SUBJECT: Ph.D. Dissertation Defense
   
BY: Hamidreza Marvi
   
TIME: Tuesday, July 23, 2013, 10:00 a.m.
   
PLACE: Love Building, 109
   
TITLE: The Role of Functional Surfaces in the Locomotion of Snakes
   
COMMITTEE: Dr. David Hu, Chair (ME)
Dr. Alexander Alexeev (ME)
Dr. Jun Ueda (ME)
Dr. Young-Hui Chang (AP)
Dr. Daniel Goldman (Physics)
 

SUMMARY

Snakes are one of the world's most versatile organisms, at ease slithering through rubble or climbing vertical tree trunks. Their adaptations for conquering complex terrain thus serve naturally as inspirations for search and rescue robotics. In a combined experimental and theoretical investigation, we elucidate the propulsion mechanisms of snakes on both hard and granular substrates. The focus of this study is on physics of snake interactions with its environment. Snakes use one of several modes of locomotion, such as slithering on flat surfaces, sidewinding on sand, or accordion-like concertina and worm-like rectilinear motion to traverse crevices. We present a series of experiments and supporting mathematical models demonstrating how snakes optimize their speed and efficiency by adjusting their frictional properties as a function of position and time.

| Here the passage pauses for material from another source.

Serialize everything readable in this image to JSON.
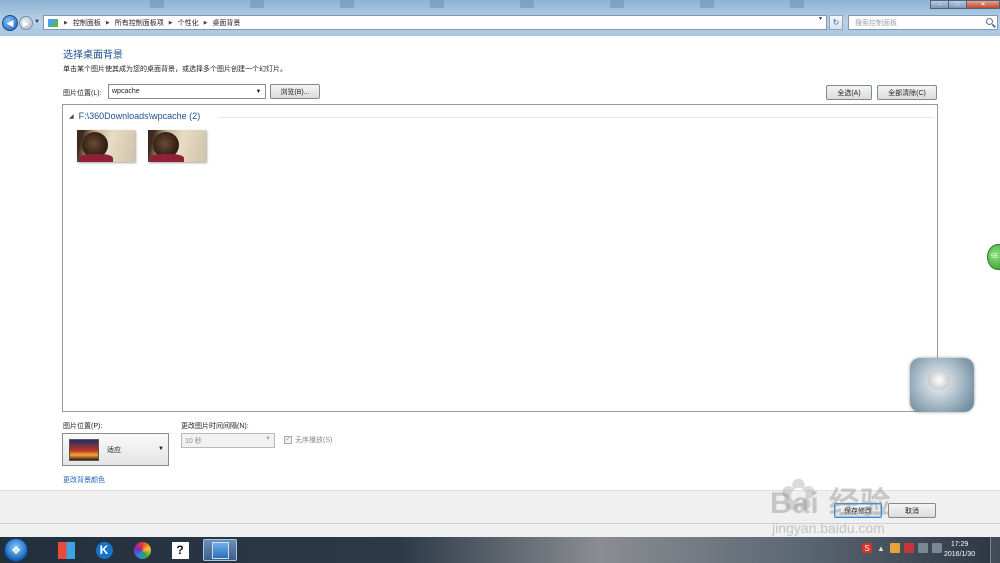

Particular attention is paid to a novel paradigm in locomotion, a snake's active control of its scales, which enables it to modify its frictional interactions with the ground. We use this discovery to build bio-inspired limbless robots that have improved sensitivity to the current state of the art: Scalybot has individually controlled sets of belly scales enabling it to climb slopes of 55 degrees with its scales alone. These findings will result in developing new functional materials and control algorithms that will guide roboticists as they endeavor towards building more effective all-terrain search and rescue robots.